With no good answer to that question, I shoved it to the back of my mind and turned my attention back to Mrs. Ferguson, who was still holding out the cards invitingly.

 

“All right,” I said. “But not for money.”

 

“Oh, no,” Mrs. Ferguson assured me. “Perish the thought. But we must have some sort of stake to make it interesting.
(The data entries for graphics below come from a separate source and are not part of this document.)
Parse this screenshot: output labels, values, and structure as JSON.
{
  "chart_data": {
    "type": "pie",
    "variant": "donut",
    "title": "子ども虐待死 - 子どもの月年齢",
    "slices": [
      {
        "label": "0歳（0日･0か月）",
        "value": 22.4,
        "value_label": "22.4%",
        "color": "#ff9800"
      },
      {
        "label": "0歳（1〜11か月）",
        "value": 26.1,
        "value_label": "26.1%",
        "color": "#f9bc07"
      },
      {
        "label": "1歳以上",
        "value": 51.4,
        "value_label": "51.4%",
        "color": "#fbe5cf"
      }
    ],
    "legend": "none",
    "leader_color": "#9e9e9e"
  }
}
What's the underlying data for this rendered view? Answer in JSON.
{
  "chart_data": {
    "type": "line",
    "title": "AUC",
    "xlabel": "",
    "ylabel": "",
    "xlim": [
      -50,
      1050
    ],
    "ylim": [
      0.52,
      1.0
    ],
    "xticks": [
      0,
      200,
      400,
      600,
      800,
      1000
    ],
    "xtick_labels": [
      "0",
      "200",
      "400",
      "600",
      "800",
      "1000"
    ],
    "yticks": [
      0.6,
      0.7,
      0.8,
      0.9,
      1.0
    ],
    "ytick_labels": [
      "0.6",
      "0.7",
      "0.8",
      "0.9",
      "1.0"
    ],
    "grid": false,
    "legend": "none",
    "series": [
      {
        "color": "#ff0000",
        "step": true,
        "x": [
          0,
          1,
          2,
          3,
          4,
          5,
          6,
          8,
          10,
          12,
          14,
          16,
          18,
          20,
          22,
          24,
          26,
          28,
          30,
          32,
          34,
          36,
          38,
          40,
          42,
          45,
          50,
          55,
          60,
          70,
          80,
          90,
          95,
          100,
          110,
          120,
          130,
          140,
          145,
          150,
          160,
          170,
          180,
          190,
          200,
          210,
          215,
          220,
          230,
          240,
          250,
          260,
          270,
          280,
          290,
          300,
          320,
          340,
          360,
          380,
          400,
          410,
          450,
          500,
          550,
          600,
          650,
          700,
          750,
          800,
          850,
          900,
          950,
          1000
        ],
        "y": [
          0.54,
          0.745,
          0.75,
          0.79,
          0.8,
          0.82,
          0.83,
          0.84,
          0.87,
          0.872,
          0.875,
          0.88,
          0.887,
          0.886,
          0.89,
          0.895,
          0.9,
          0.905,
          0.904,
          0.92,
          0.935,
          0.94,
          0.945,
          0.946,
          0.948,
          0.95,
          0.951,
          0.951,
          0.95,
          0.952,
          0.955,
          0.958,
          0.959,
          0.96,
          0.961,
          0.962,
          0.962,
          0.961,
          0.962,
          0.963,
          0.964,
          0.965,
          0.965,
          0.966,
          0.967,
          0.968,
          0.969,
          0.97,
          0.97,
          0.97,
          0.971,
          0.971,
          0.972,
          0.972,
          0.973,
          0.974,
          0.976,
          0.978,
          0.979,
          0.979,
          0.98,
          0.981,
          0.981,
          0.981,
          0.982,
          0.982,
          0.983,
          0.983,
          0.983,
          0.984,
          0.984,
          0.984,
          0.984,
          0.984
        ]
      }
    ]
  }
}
We’ll play for beans, shall we?” She set down the cards, and digging under the pillow, withdrew a small pouch, from which she poured a handful of small white beans.

 

“Splendid,” I said. “And when we’re finished, we’ll plant them, shall we, and hope for a giant beanstalk to spring up and burst through the roof, so we can escape up it.”

 

She burst into giggles at that, which somehow made me feel very slightly better.

 

“From your mouth to God’s ear, dearie!” she said. “I’ll deal first, shall I?”